The communities bearing those costs — households unable to access credit for business expansion, workers whose real wages erode as import prices rise — have no direct mechanism to influence the rate-setting decisions that affect their economic conditions. They cooperate, manage, and adapt within a system whose rules are set elsewhere.
The Architecture of International Finance Is Decades Out of Date
The post-Bretton Woods international monetary system was designed for a world where capital flows were limited, the U.S. economy was the dominant driver of global demand, and the financial integration of developing economies was minimal. That world ended sometime in the 1990s. The coordination architecture, largely, has not been updated to reflect it.
The tools for international monetary policy coordination remain structurally inadequate. The IMF has surveillance capacity but no enforcement mechanism for spillover effects. Bilateral swap lines are extended on a discretionary basis, with access reflecting a range of criteria beyond pure economic need. The G20's coordination mechanisms are procedurally valuable but practically limited in their ability to influence the monetary policy of the world's reserve currency issuer.

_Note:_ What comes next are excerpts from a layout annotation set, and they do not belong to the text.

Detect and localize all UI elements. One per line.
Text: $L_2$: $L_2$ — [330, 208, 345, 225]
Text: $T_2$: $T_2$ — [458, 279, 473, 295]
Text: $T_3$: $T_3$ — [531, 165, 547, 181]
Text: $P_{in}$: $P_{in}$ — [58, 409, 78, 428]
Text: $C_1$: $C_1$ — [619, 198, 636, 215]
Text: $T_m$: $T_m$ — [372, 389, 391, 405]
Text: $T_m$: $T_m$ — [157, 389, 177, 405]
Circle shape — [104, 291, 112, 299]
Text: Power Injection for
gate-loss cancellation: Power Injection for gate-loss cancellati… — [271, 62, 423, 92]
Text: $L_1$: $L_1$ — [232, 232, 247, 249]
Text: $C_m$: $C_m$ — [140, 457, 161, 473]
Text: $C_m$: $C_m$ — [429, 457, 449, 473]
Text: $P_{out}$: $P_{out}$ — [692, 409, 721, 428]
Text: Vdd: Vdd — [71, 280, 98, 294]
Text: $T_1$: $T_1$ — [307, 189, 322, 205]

This is not a failure of any individual institution. The Fed operates correctly within its legally defined mandate. The structural gap is one of institutional design: the current architecture assigns global monetary spillover management to no one in particular. The result is that adjustment costs are borne asymmetrically — concentrated in the economies that are most sensitive to U.S. rate cycles but least positioned to absorb them.
Market Notes Take
The Fed's mandate is domestic. That is a legal and institutional fact. And within that mandate, its conduct of monetary policy through the 2022–2025 cycle has been broadly defensible — it was responding to the most significant domestic inflationary episode in four decades.
The structural issue is not what the Fed does within its mandate — it is that the international monetary system has no adequate mechanism for managing the externalities that the world's reserve currency issuer generates when it tightens. The capital flows, the currency pressures, the imported inflation, the constrained monetary independence of small open economies — these are real economic costs that show up in household purchasing power data across Latin America.
Achieving meaningful reform of international monetary coordination frameworks is a long-horizon project. The interests involved are significant, and mechanisms of this scale move slowly. In the near term, the most actionable implication for investors and analysts is straightforward: the spillover cost to LatAm sovereign debt dynamics from extended U.S. rate elevation is systematically underpriced in spread markets. That is a market signal worth taking seriously.
But the harder question is this: in a world where communities are deeply interconnected, and where monetary decisions in one country ripple through the daily lives of people in dozens of others, what does shared responsibility look like? The current architecture has no good answer. That gap is worth examining — not just as an investment thesis, but as a question about how nations cooperate.